What the heck are these, you must be asking. I asked myself the same thing when I saw them in the town market 3 weeks ago. They were the most exotic bean I had ever seen, and strangely, I couldn't figure out what kind they were, even after searching extensively on the internet. The word I got in the market was fiwi, which according to Baba Malaika (our handy Swahili-to-English dictionary) is a lima bean. Clearly incorrect, as lima beans don't come in a black or dark-blue variety. I was lost until my friend Carol turned me to the other book we got during Pre-Service Training, pointing to an appendix with a list of words for plants and their produce (funny it would have a whole column for plant names, since they're all basically the name of the produce with an "m" on the beginning, e.g. chungwa is the word for orange and mchungwa is the orange tree). In Simplified Swahili, the translation given is the Bonavist bean.

February 20, 2012

power, or lack thereof

Among the many, many small things I like to do when I'm not doing work is collecting data. Allow me to introduce the latest results of one of these ventures, while you consider what could possibly possess anyone to be so smitten with writing down numbers all day.
The fruit of my most recent labors is a graph of the electricity uptime in my town. For nearly an entire month, I kept track of the power cuts that occurred throughout the day. Given how much it happens around here, it was actually pretty difficult to keep the numbers accurate. I figured the resolution of the data wasn't incredibly important; what's more important is to show the general trend of the uptime, which you can see even with relatively inaccurate measurements.

February 6, 2012

i'm tired

Today was a long day.

It started the night before, when I went out with a group of volunteers on a veritable bar crawl to celebrate Super Bowl Sunday. It was warranted, given we had secured a viewing area for the game, complete with projector, TVs on the side for no good reason, and rotating fans which we didn't really need (it can get surprisingly cold here sometimes). After some beers and an insufficient amount of food to counterbalance it, we bought a few snacks (and a bottle of scotch) and took a quick nap before the game started at 2:30AM.

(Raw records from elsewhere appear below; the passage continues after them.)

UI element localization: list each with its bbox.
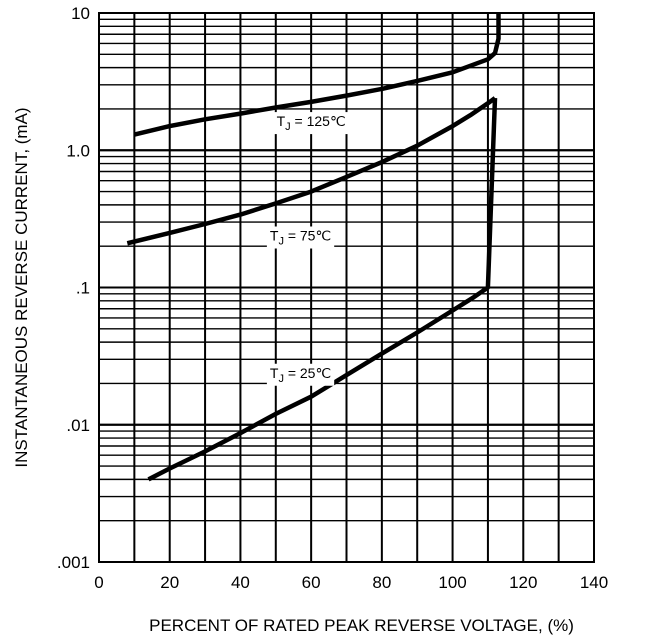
curve-25c bbox=[147, 98, 498, 482]
series-label-background bbox=[273, 112, 349, 135]
x-tick-label: 60 bbox=[302, 573, 321, 592]
x-tick-label: 100 bbox=[438, 573, 466, 592]
x-tick-label: 120 bbox=[509, 573, 537, 592]
curve-125c bbox=[133, 13, 501, 137]
plot-frame bbox=[98, 12, 595, 563]
y-axis-title: INSTANTANEOUS REVERSE CURRENT, (mA) bbox=[12, 107, 31, 467]
x-tick-labels: 0 20 40 60 80 100 120 140 bbox=[94, 573, 608, 592]
series-label-background bbox=[266, 226, 335, 249]
y-tick-label: 10 bbox=[71, 4, 90, 23]
x-tick-label: 40 bbox=[231, 573, 250, 592]
y-tick-label: .1 bbox=[76, 279, 90, 298]
y-tick-label: .001 bbox=[57, 553, 90, 572]
x-tick-label: 0 bbox=[94, 573, 103, 592]
x-tick-label: 20 bbox=[160, 573, 179, 592]
x-tick-label: 140 bbox=[580, 573, 608, 592]
plot-curves bbox=[126, 13, 501, 482]
x-tick-label: 80 bbox=[372, 573, 391, 592]
y-tick-label: 1.0 bbox=[66, 141, 90, 160]
series-label: TJ = 75℃ bbox=[270, 228, 331, 248]
series-label: TJ = 125℃ bbox=[277, 113, 346, 133]
plot-grid bbox=[99, 13, 594, 562]
y-tick-labels: 10 1.0 .1 .01 .001 bbox=[57, 4, 90, 572]
series-label-background bbox=[266, 363, 335, 386]
series-label: TJ = 25℃ bbox=[270, 365, 331, 385]
x-axis-title: PERCENT OF RATED PEAK REVERSE VOLTAGE, (… bbox=[149, 616, 574, 635]
y-tick-label: .01 bbox=[66, 416, 90, 435]
curve-75c bbox=[126, 96, 497, 246]
series-labels: TJ = 125℃ TJ = 75℃ TJ = 25℃ bbox=[266, 112, 349, 386]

We woke up pretty groggy to say the least. Actually, some of us didn't wake up at all. Only about 50% of us committed to watching the game after our 2 or 3-hour doze. But we sure were glad we got to watch it. Exciting to the end, just how every Super Bowl should be! And it turned out that, right as the game ended, I had just enough time to walk back home, clean myself up, and pack my things for Mtwara: Part 2.

Unfortunately, I waited too long at the office for a ride before I could get to the stand to hop a bus. Perhaps the exhaustion had something to do with that.

Boy am I looking forward to my bed tonight.